The previous Saturday's absorbing encounter against Bradford, the absence of two thirds of the regular front row in Keiron Cunningham and Keith Mason and the early departure of Lee Gilmour on a stretcher all contributed to a below par display.

And you can throw into the mix the other side of the equation - Wigan were not only hungry to avenge their Challenge Cup final defeat, but had also received a tongue lashing from chairman Maurice Lindsay after their poor display against Warrington the previous week.

Tactically Wigan's stand-in coach Denis Betts had done his homework with his players getting off their defensive line quickly, admittedly aided by a shortish looking 10 metres.

Saints made little headway up the middle, and as a consequence the much-trumpeted quick play-the-ball tactic, so successful this season, was nullified.

There was little direction from dummy half - and no disrespect to third choice hooker Jon Wilkin - but Saints will be mightily relieved to get Cunningham back on board and for that matter Micky Higham.

Without any sort of platform to work off, Sean Long spent a lot of time desperately running sideways and throwing optimistic long passes out wide.
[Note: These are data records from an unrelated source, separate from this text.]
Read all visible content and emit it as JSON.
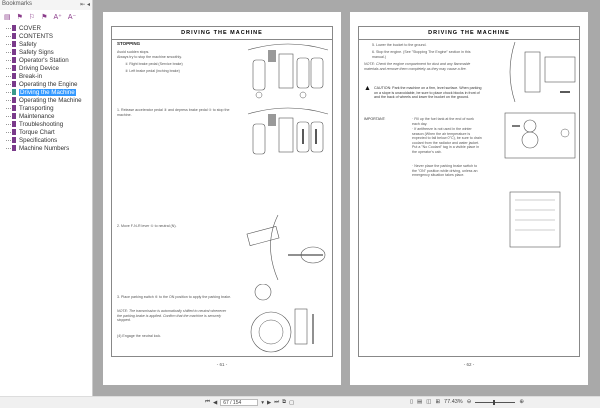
{
  "sidebar": {
    "title": "Bookmarks",
    "items": [
      "COVER",
      "CONTENTS",
      "Safety",
      "Safety Signs",
      "Operator's Station",
      "Driving Device",
      "Break-in",
      "Operating the Engine",
      "Driving the Machine",
      "Operating the Machine",
      "Transporting",
      "Maintenance",
      "Troubleshooting",
      "Torque Chart",
      "Specifications",
      "Machine Numbers"
    ],
    "selected": 8
  },
  "page1": {
    "header": "DRIVING THE MACHINE",
    "section": "STOPPING",
    "intro1": "Avoid sudden stops.",
    "intro2": "Always try to stop the machine smoothly.",
    "item1": "① Right brake pedal (Service brake)",
    "item2": "② Left brake pedal (inching brake)",
    "step1": "1. Release accelerator pedal ③ and depress brake pedal ④ to stop the machine.",
    "step2": "2. Move F-N-R lever ⑤ to neutral (N).",
    "step3": "3. Place parking switch ⑥ to the ON position to apply the parking brake.",
    "note": "NOTE: The transmission is automatically shifted to neutral whenever the parking brake is applied. Confirm that the machine is securely stopped.",
    "step4": "(4) Engage the neutral lock.",
    "page_number": "- 61 -"
  },
  "page2": {
    "header": "DRIVING THE MACHINE",
    "step5": "5. Lower the bucket to the ground.",
    "step6": "6. Stop the engine. (See \"Stopping The Engine\" section in this manual.)",
    "note": "NOTE: Check the engine compartment for dust and any flammable materials and remove them completely as they may cause a fire.",
    "caution": "CAUTION: Park the machine on a firm, level surface. When parking on a slope is unavoidable, be sure to place chock blocks in front of and the back of wheels and lower the bucket on the ground.",
    "important_label": "IMPORTANT:",
    "important1": "· Fill up the fuel tank at the end of work each day.",
    "important2": "· If antifreeze is not used in the winter season (When the air temperature is expected to fall below 0°C), be sure to drain coolant from the radiator and water jacket. Put a \"No Coolant\" tag in a visible place in the operator's cab.",
    "important3": "· Never place the parking brake switch to the \"ON\" position while driving, unless an emergency situation takes place.",
    "page_number": "- 62 -"
  },
  "status": {
    "page_input": "67 / 154",
    "zoom": "77.43%"
  }
}
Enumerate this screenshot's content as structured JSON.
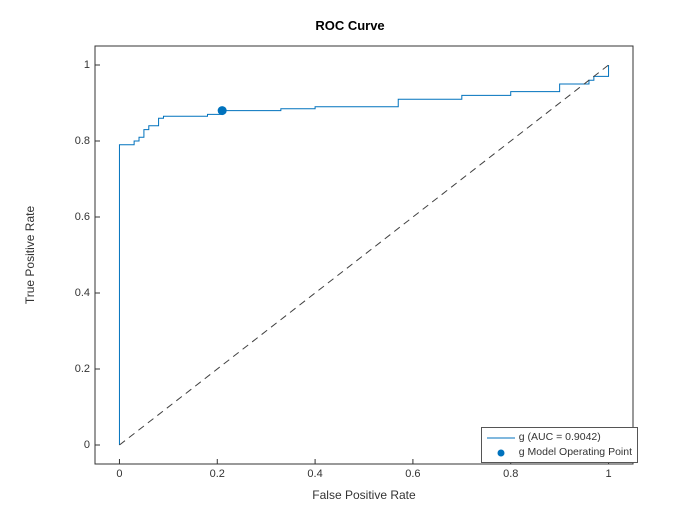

Many a ball hit the deck in Saints' eagerness to break the deadlock. The patience in building pressure that has been a feature this year was absent.

Whether it was also part of the Wigan plan or stemmed simply from frustration, but Saints also allowed themselves to be goaded into trading rough stuff - which turned out to be meat and drink to Wigan's old warhorses in the front row.

They were also unusually ill-disciplined with even skipper Paul Sculthorpe being pinged twice for talking back, contributing to a 15-9 in the penalty count.

The only positive notes for Saints came in the welcome return of John Stankevitch to the ground where his shoulder injury nightmare began.

Although understandably ring-rusty in his first senior game for nine months, he tried hard and was almost rewarded with a try, which was ruled out for a knock-on in the build-up.

For the second week running Chris Joynt was easily Saints' best forward.

If he carries on wading through this amount of work each week there will be plenty of people getting in his ear about carrying on playing next term.

Although Saints fans' spirits in the packed north stand remained high with constant renditions of 'stand up if you've won the cup', generally this was one to forget for the travelling army.

Saints' tries were scored by Martin Gleeson and Paul Sculthorpe. Sean Long banged over three conversions.

Saints: Paul Wellens; Ady Gardner, Martin Gleeson, Willie Talau, Darren Albert; Jason Hooper, Sean Long; Nick Fozzard, Jon Wilkin, Mark Edmondson, Chris Joynt, Lee Gilmour, Paul Sculthorpe. Subs: Maurie Fa'asavalu, Ian Hardman, Rick Bibey, John Stankevitch.